FIRSTMATH is a study that explores the levels and kinds of mathematical knowledge for teaching among novice teachers – from 0-5 years of experience – and how this knowledge is influenced by previous preparation, school context, and opportunities to learn on the job.  It also attends to understanding how this knowledge influences mathematics teaching practice and pupil learning.

More specifically, FIRSTMATH explores the connections between what teachers bring with them when they enter teaching and what is learned on the job as it concerns knowledge, beliefs, skills, and curricular content.  It also examines the degrees to which standards, accountability, and other similar mechanisms operate to regulate and the support that beginning teachers of mathematics receive during their first five years of teaching, and how this connects to teaching practice and pupil learning.

Research Questions:

  1. How do teachers with 0, 1, 2, 3, 4 or 5 years on the job compare on their knowledge of mathematics content, mathematics pedagogy, pedagogy, mathematics-related beliefs and on their views on enacted mathematics teaching practice?
  2. What are the differences in knowledge, beliefs and enacted teaching practice between teachers with different types of pre-service preparation, other induction related preparation, or no formal teacher preparation across the cross-sectional samples surveyed?
  3. How are these differences—in knowledge, beliefs and enacted teaching practice—related to, schools’ socio-economic context, policies, organization, curriculum, and on-the-job opportunities to learn; and to larger system-level policy mandates across the cross-sectional samples surveyed?

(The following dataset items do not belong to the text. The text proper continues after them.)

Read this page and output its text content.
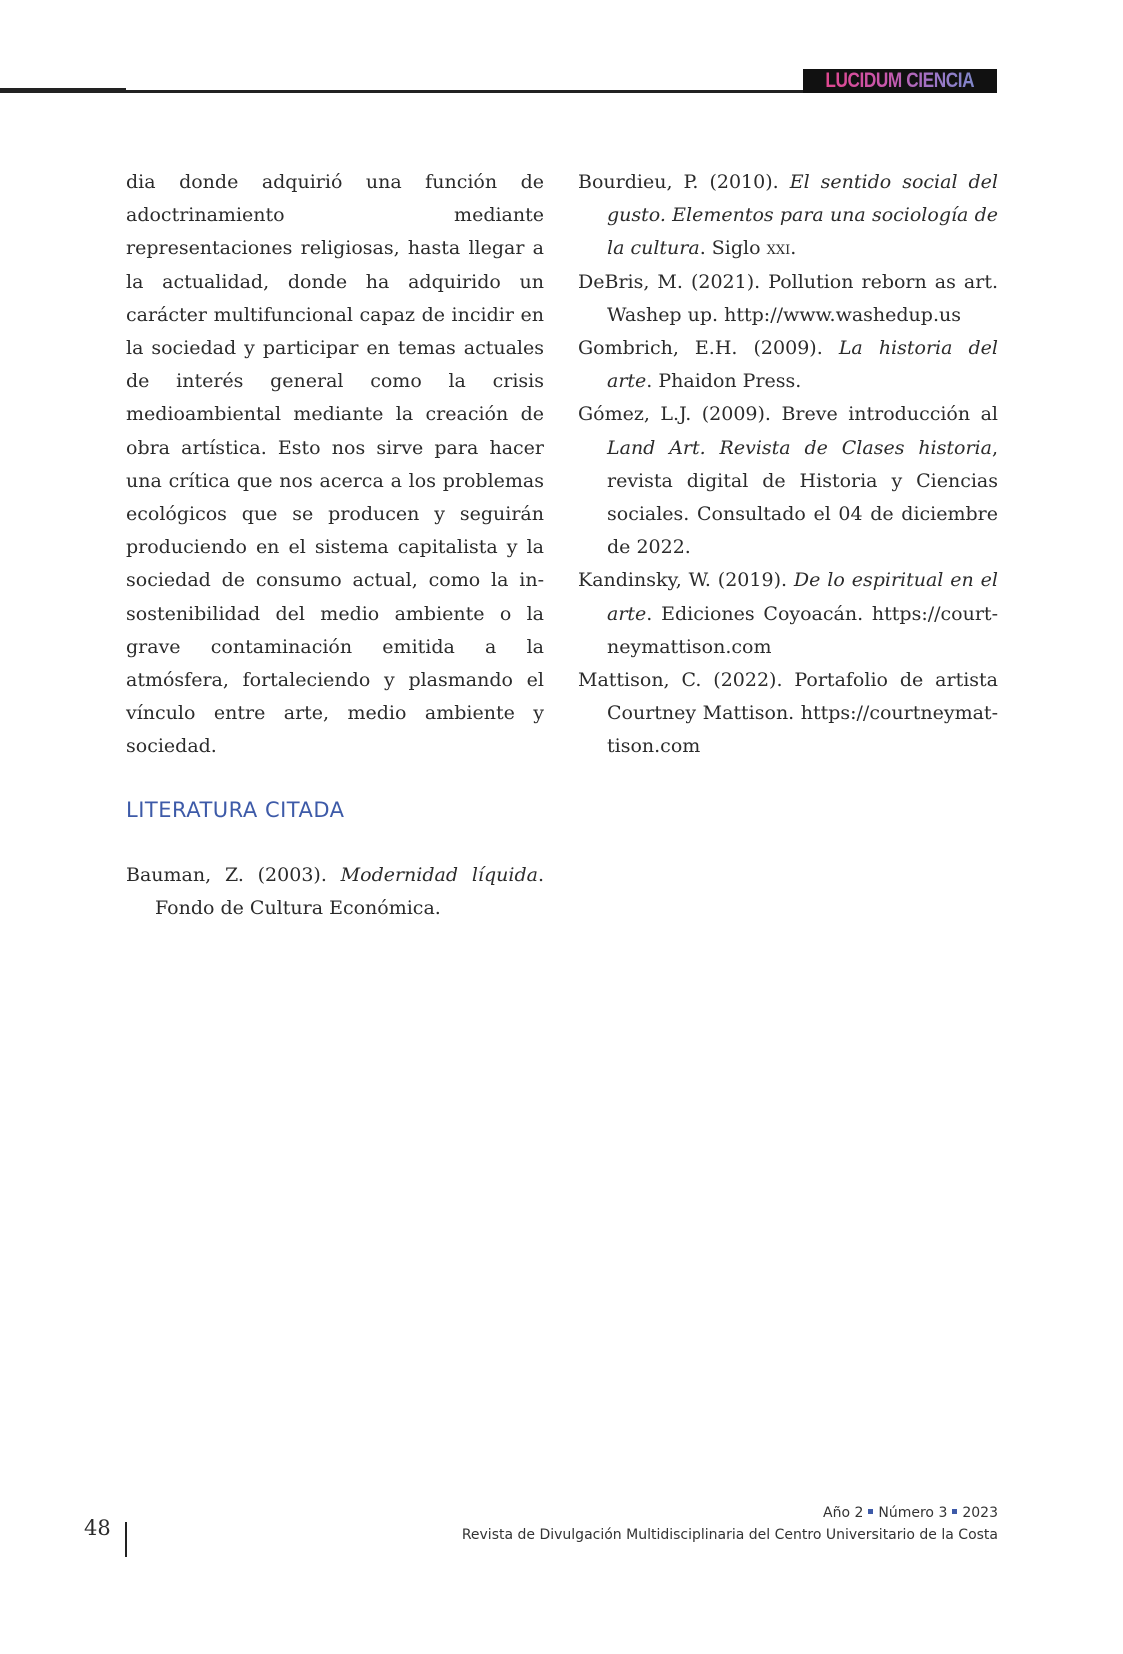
LUCIDUM CIENCIA

dia donde adquirió una función de adoctrinamiento mediante representaciones religiosas, hasta llegar a la actualidad, donde ha adquirido un carácter multifuncional capaz de incidir en la sociedad y participar en temas actuales de interés general como la crisis medioambiental mediante la creación de obra artística. Esto nos sirve para hacer una crítica que nos acerca a los problemas ecológicos que se producen y seguirán produciendo en el sistema capitalista y la sociedad de consumo actual, como la insostenibilidad del medio ambiente o la grave contaminación emitida a la atmósfera, fortaleciendo y plasmando el vínculo entre arte, medio ambiente y sociedad.

LITERATURA CITADA

Bauman, Z. (2003). Modernidad líquida. Fondo de Cultura Económica.

Bourdieu, P. (2010). El sentido social del gusto. Elementos para una sociología de la cultura. Siglo xxi.

DeBris, M. (2021). Pollution reborn as art. Washep up. http://www.washedup.us

Gombrich, E.H. (2009). La historia del arte. Phaidon Press.

Gómez, L.J. (2009). Breve introducción al Land Art. Revista de Clases historia, revista digital de Historia y Ciencias sociales. Consultado el 04 de diciembre de 2022.

Kandinsky, W. (2019). De lo espiritual en el arte. Ediciones Coyoacán. https://courtneymattison.com

Mattison, C. (2022). Portafolio de artista Courtney Mattison. https://courtneymattison.com

48
Año 2 Número 3 2023
Revista de Divulgación Multidisciplinaria del Centro Universitario de la Costa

The results of this study will provide needed empirical evidence about the influence of school context and on-the-job opportunities to learn on mathematics teachers’ knowledge, and on the nature of the knowledge that is useful in and for mathematics teaching in diverse settings and school contexts. It speaks to contentious policy issues about the relative cost-effectiveness of induction vis-à-vis pre-service teacher education. Understanding these effects has potential economic impact for thousands of school districts or other agencies concerned with teacher recruitment and retention and with developing quality mentoring, induction, and professional development programs.